Peupliers de l'Île-Verte : les arbres de la discorde

Peupliers de l'Île-Verte : les arbres de la discorde

La décision de justice est tombée.

Grâce à Pierre Thierry, le juge des référés, la municipalité grenobloise a emporté une victoire contre les opposants à l’abattage des peupliers de l’Île-Verte, rue Aimon de Chissée.

Après avoir rejeté le référé du groupe d’élus de l’opposition jugeant leur absence d’intérêt à agir et en les condamnant même à payer solidairement 2400 euros pour l’avoir saisi, le juge a émis la même décision le 20 décembre, mais sur le fond, contre l’association "Vivre à Grenoble", pourtant politiquement proche de la Ville et qui avait engagé la même action.

Dès le 21 décembre, la municipalité procédait à l’abattage des arbres.
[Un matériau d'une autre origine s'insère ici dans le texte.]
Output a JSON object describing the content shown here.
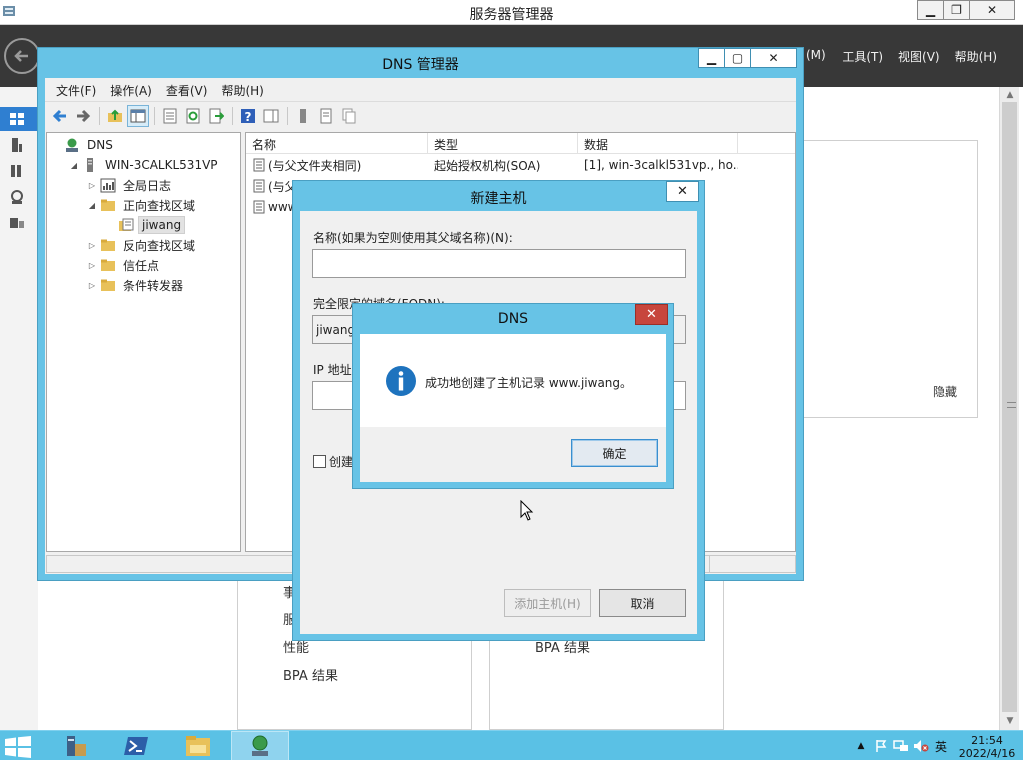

L’association "Vivre à Grenoble" avait pris le relais de l'opposition relevant "l’absence d’étude phytosanitaire et l’absence d’étude environnementale" en amont de l’abattage. Mais aussi une "violation manifeste du PLUI", considérant que le projet de remplacement des arbres "n’est pas adapté à la règle de compensation incluse dans le Plan local d’urbanisme intercommunal".

L'équipe d'Eric Piolle a tenu bon par la voix de Gilles Namur, adjoint au Maire. Ces peupliers n’étaient pas malades mais "génèrent beaucoup de bois mort, des branches qui tombent facilement (...) on est obligés de tailler massivement ces arbres chaque année. Ils n'apportent pas assez d'ombre à la rue. Le fait de les raser et de planter de nouvelles espèces permettra de préparer 2040 ou 2050 en mettant des arbres qui vont tenir la route".

Ces peupliers d’Italie, de grands sujets, ont alimenté la chronique locale pendant plusieurs mois. Après les marronniers de la place Victor Hugo et de nombreux autres abattages parfois malencontreux, la mairie grenobloise a fait l’objet de polémiques multiples. D’autant plus que la ville est dans une situation de cuvette très exposée au réchauffement climatique.

Le rapport du CNRS et de Météo France, selon lequel Grenoble était devenue en 2023 la première des grandes villes pour les ilots de chaleur, avait constitué une première alerte. Depuis lors nombre de classements nationaux placent la capitale des Alpes dans des positions peu enviables en matière de nature en ville par habitant et plus largement d’écologie.

Les opposants ont contesté la nécessité d’abattre ces arbres de l'Île-Verte, relevant que le parc Hoche est aussi fourni en peupliers sans que cette raison de sécurité ou d’entretien ne soit évoquée par la municipalité. Plus largement ils plaident pour que la priorité soit de préserver les arbres matures dont la photosynthèse permet le captage de CO2 et la production d’oxygène plus important. Afin de permettre à Grenoble d’atteindre la neutralité carbone en 2050.

En affirmant que la plantation de nouveaux arbres compense la "dégradation du cadre de vie" liée aux abattages, "quand bien même les arbres nouvellement plantés, étant jeunes, n’apporteront pas durant plusieurs années le même ombrage que ceux devant être abattus", le juge Thierry est entré dans cette polémique en étant encore plus optimiste que la municipalité elle-même.

Il confond “plusieurs” et “très nombreuses” années" lui ont répondu les responsables de "Vivre à Grenoble" sur Place Gre’Net. En effet ,même Gilles Namur l’avait reconnu : "Il faudra donc attendre 20, voire 30 ans pour recouvrer l’ombre actuelle".

La discrétion malgré la victoire

La mairie écologiste multiplie les annonces de plantations d’arbres et a mis en place la possibilité pour les habitants d’en planter eux-mêmes. La "végétalisation" est aussi un thème récurrent. Mais elle ne peut pas produire une étude permettant de savoir quand  les centaines de jeunes arbres plantés – s’ils survivent - compenseront le nombre de feuilles et la taille des racines des nombreux sujets abattus, le seul marqueur de l’efficacité du captage de CO2.

L’affaire des peupliers de l’Île-Verte, les arbres de la discorde, se situe dans ce contexte assez tendu sur la nature en ville et l’urbanisation des jardins. Il se corse par la volonté de la Métropole de reprendre à la Ville la gestion des arbres qu’elle lui avait déléguée, insatisfaite du traitement du service. Autant de motifs qui ont amené la majorité, contrairement à ses habitudes, à se faire assez discrète sur sa victoire judiciaire l’autorisant à abattre des arbres.